Salmos 51:1
El texto
Un hombre que lo tiene todo abre la boca y no pide nada para sí mismo salvo esto: "TEN piedad de mí, oh Dios, conforme á tu misericordia". No dice "conforme a mis méritos", ni "conforme a mis años de servicio", ni siquiera "conforme a mi arrepentimiento". Apela a algo que está fuera de él por completo. Y luego duplica la apuesta: "conforme á la multitud de tus piedades borra mis rebeliones". Borrar, como se raspa la tinta de un rollo hasta que la superficie queda limpia. El versículo entero es una sola súplica dicha dos veces, y las dos veces el argumento es el mismo: no lo que yo soy, sino lo que tú eres.
El núcleo
Fíjese en la lógica, porque es escandalosa. La medida del perdón que este hombre pide no es la medida de su pecado, sino la medida del carácter de Dios. "Conforme á tu misericordia" es la palabra hebrea jésed, esa lealtad tenaz con que Dios se ata a su pueblo aunque el pueblo rompa el trato. El salmista no negocia; se esconde detrás del pacto. Y aquí está el punto que incomoda a nuestra religiosidad de esfuerzo: si el perdón dependiera de la sinceridad de mi dolor, siempre habría motivo para dudar, porque hasta mi arrepentimiento está contaminado. Pero si depende de la multitud de sus piedades, entonces el suelo no se mueve. La gracia no es que Dios pase por alto la rebelión; es que la borra, a costa suya.
El hilo conductor
Ese verbo, "borra", pide algo que la ley de Moisés no podía dar. El sistema sacrificial cubría, tapaba, aplazaba; la sangre del becerro señalaba el problema sin resolverlo, año tras año. Por eso el mismo salmo termina confesando que "no quieres tú sacrificio, que yo daría" (v. 16). David pide un borrado que ningún altar de Jerusalén sabía ejecutar.
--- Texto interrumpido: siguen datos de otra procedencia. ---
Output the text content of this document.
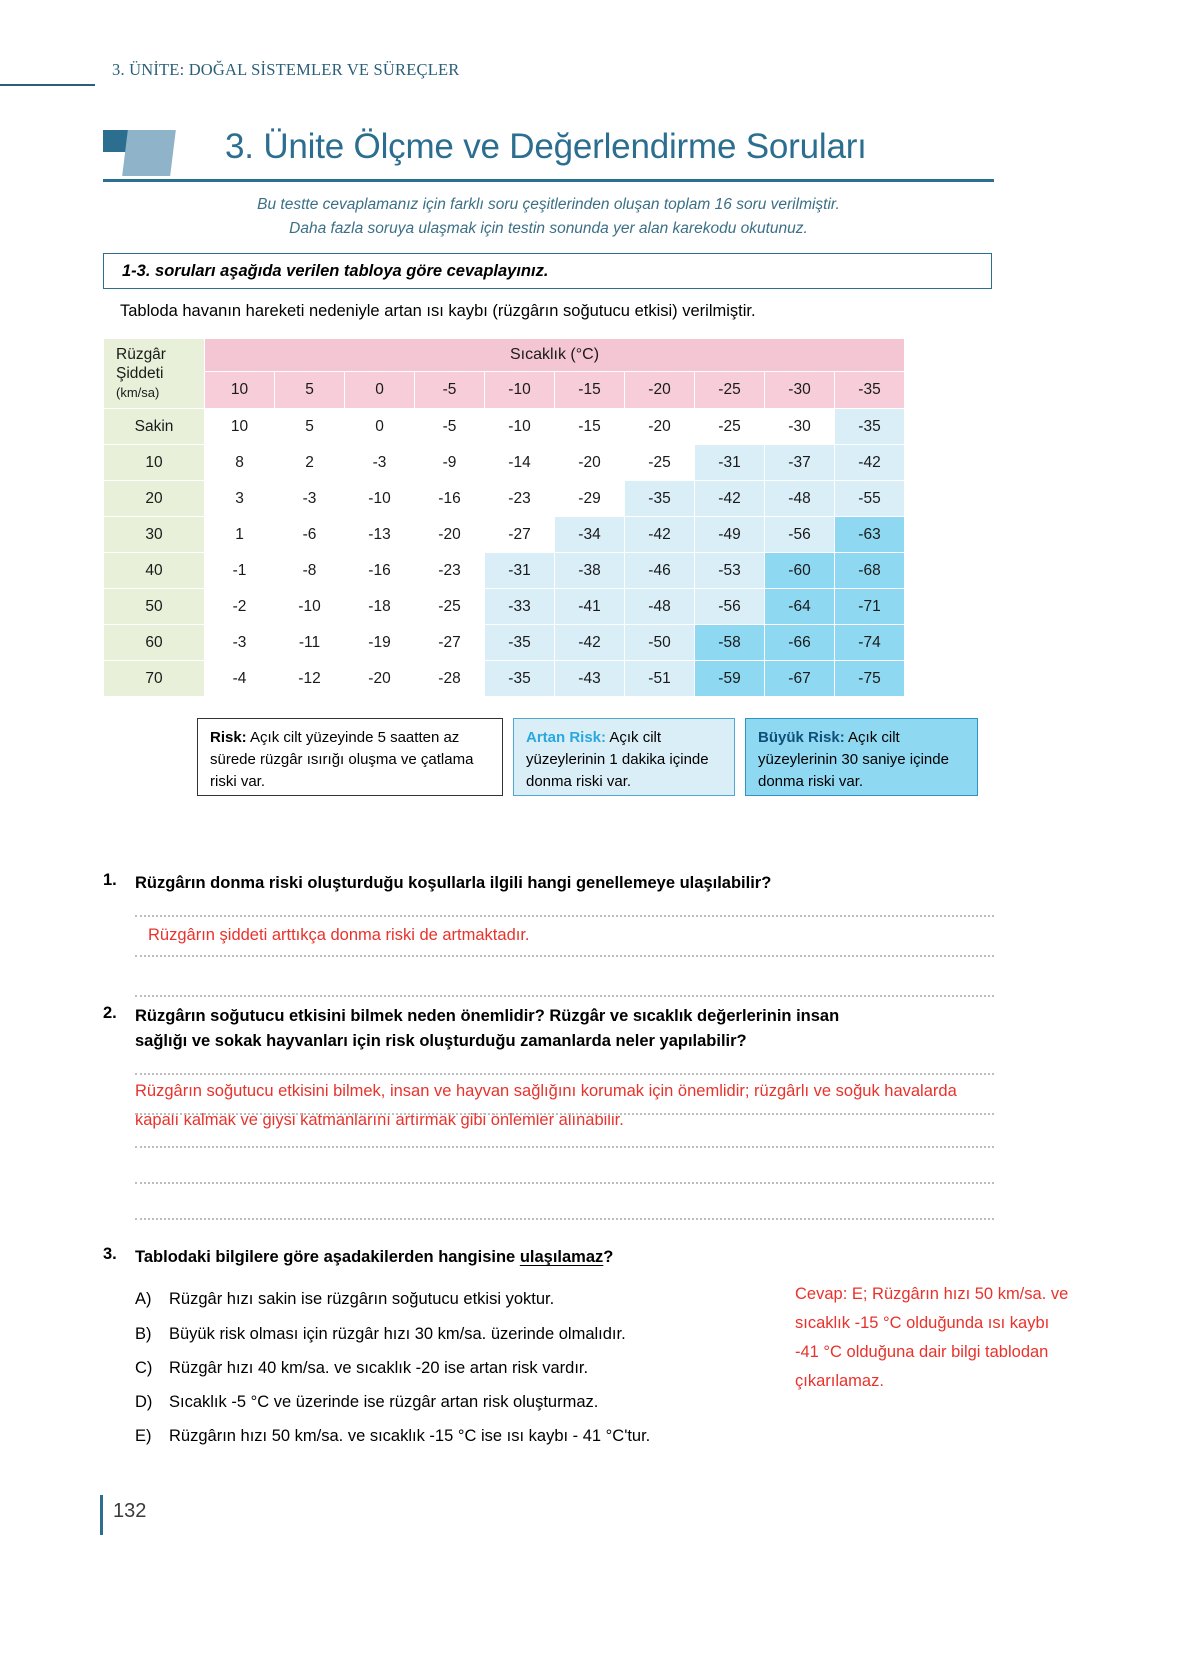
3. ÜNİTE: DOĞAL SİSTEMLER VE SÜREÇLER
3. Ünite Ölçme ve Değerlendirme Soruları
Bu testte cevaplamanız için farklı soru çeşitlerinden oluşan toplam 16 soru verilmiştir.
Daha fazla soruya ulaşmak için testin sonunda yer alan karekodu okutunuz.
1-3. soruları aşağıda verilen tabloya göre cevaplayınız.
Tabloda havanın hareketi nedeniyle artan ısı kaybı (rüzgârın soğutucu etkisi) verilmiştir.
Rüzgâr
Şiddeti
(km/sa)	Sıcaklık (°C)									
	10	5	0	-5	-10	-15	-20	-25	-30	-35
Sakin	10	5	0	-5	-10	-15	-20	-25	-30	-35
10	8	2	-3	-9	-14	-20	-25	-31	-37	-42
20	3	-3	-10	-16	-23	-29	-35	-42	-48	-55
30	1	-6	-13	-20	-27	-34	-42	-49	-56	-63
40	-1	-8	-16	-23	-31	-38	-46	-53	-60	-68
50	-2	-10	-18	-25	-33	-41	-48	-56	-64	-71
60	-3	-11	-19	-27	-35	-42	-50	-58	-66	-74
70	-4	-12	-20	-28	-35	-43	-51	-59	-67	-75
Risk: Açık cilt yüzeyinde 5 saatten az sürede rüzgâr ısırığı oluşma ve çatlama riski var.
Artan Risk: Açık cilt yüzeylerinin 1 dakika içinde donma riski var.
Büyük Risk: Açık cilt yüzeylerinin 30 saniye içinde donma riski var.
1. Rüzgârın donma riski oluşturduğu koşullarla ilgili hangi genellemeye ulaşılabilir?
Rüzgârın şiddeti arttıkça donma riski de artmaktadır.
2. Rüzgârın soğutucu etkisini bilmek neden önemlidir? Rüzgâr ve sıcaklık değerlerinin insan
sağlığı ve sokak hayvanları için risk oluşturduğu zamanlarda neler yapılabilir?
Rüzgârın soğutucu etkisini bilmek, insan ve hayvan sağlığını korumak için önemlidir; rüzgârlı ve soğuk havalarda
kapalı kalmak ve giysi katmanlarını artırmak gibi önlemler alınabilir.
3. Tablodaki bilgilere göre aşadakilerden hangisine ulaşılamaz?
A) Rüzgâr hızı sakin ise rüzgârın soğutucu etkisi yoktur.
B) Büyük risk olması için rüzgâr hızı 30 km/sa. üzerinde olmalıdır.
C) Rüzgâr hızı 40 km/sa. ve sıcaklık -20 ise artan risk vardır.
D) Sıcaklık -5 °C ve üzerinde ise rüzgâr artan risk oluşturmaz.
E) Rüzgârın hızı 50 km/sa. ve sıcaklık -15 °C ise ısı kaybı - 41 °C'tur.
Cevap: E; Rüzgârın hızı 50 km/sa. ve
sıcaklık -15 °C olduğunda ısı kaybı
-41 °C olduğuna dair bilgi tablodan
çıkarılamaz.
132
Pablo usa esa misma imagen cuando dice que Dios canceló el acta que había contra nosotros, clavándola en la cruz (Colosenses 2:14): no la archivó, la borró. Y note el detalle: el rey ungido de Israel suplica misericordia por su rebelión, mientras que el Ungido definitivo, sin rebelión propia, terminaría cargando la de otros. Salmo 51:1 es la oración que Jesús nunca necesitó orar por sí mismo y que hizo posible para todos los demás.
El espejo
Usted sabe cuál es su versículo 1. Es esa cosa concreta: el correo que borró antes de que lo vieran, la manera en que habla de su cónyuge cuando él o ella no está presente, el dinero que no declaró, la amargura que lleva quince años alimentando con esmero. Y sabe también la tentación que sigue: intentar pagar. Servir más en la iglesia, orar con más intensidad, sentirse suficientemente mal por suficiente tiempo. David corta ese circuito de raíz. No presenta su dolor como moneda; presenta el carácter de Dios. Si su conciencia le exige un recibo antes de dejarlo dormir, la conciencia está pidiendo algo que Dios no pide. Hoy: tome un papel, escriba con una frase exacta aquello que no se atreve a nombrar, tache la línea hasta que no se lea y diga en voz alta "conforme á la multitud de tus piedades".
Contexto
El encabezado hebreo sitúa este salmo después de que el profeta Natán se plantara delante de David por lo de Betsabé y Urías. Eso importa. En el mundo antiguo, un rey era la ley; nadie corregía al monarca de Egipto o de Asiria. Que un profeta pudiera entrar al palacio y decir "tú eres aquel hombre" revela algo único de Israel: incluso el trono está bajo el pacto. Y David, que tenía todo el poder para hacer desaparecer a Natán, en cambio se derrumba. Además, "borra mis rebeliones" usa un lenguaje jurídico y de escriba a la vez: hay un registro, hay cargos, hay un expediente abierto. El rey no pide un indulto político. Pide que el expediente quede en blanco.
La pregunta
¿Puede Dios borrar y seguir siendo justo? El salmo mismo se hace la pregunta cuando dice "porque seas reconocido justo en tu palabra" (v. 4). Un juez que archiva crímenes por compasión no es misericordioso, es corrupto. Y hay algo más incómodo todavía: aunque el expediente quede limpio, Urías sigue muerto. El perdón no rebobina la historia. La casa de David quedó marcada por la violencia el resto de sus días. Así que el borrado es real pero no es mágico; no deshace las consecuencias, deshace la condenación. Cómo Dios puede hacer eso sin dejar de ser justo el salmo no lo explica. Solo lo pide. La respuesta llegó mil años después, en una cruz, y aun ahí sigue siendo asombro más que aritmética.
El protagonista
El verdadero protagonista de este versículo no es el rey caído, sino el Dios al que se dirige. Fíjese en el plural: "la multitud de tus piedades". No una piedad medida, racionada, entregada con la ceja levantada. Una multitud. David había conocido a este Dios en las cuevas huyendo de Saúl, y ahora lo conoce desde el otro lado, no como víctima sino como culpable, y descubre que el carácter no cambió. Este es un Dios cuya identidad más profunda no es la tolerancia (nunca minimiza el pecado, envía al profeta) ni la severidad (no destruye al rey), sino esa lealtad obstinada que lo lleva a asumir el costo él mismo. Toda la teología cristiana de la gracia cabe, en germen, en esas tres palabras.
Reflexión
¿Sobre qué base pide usted perdón cuando ora: sobre lo que siente, sobre lo que ha hecho, o sobre quién es Dios?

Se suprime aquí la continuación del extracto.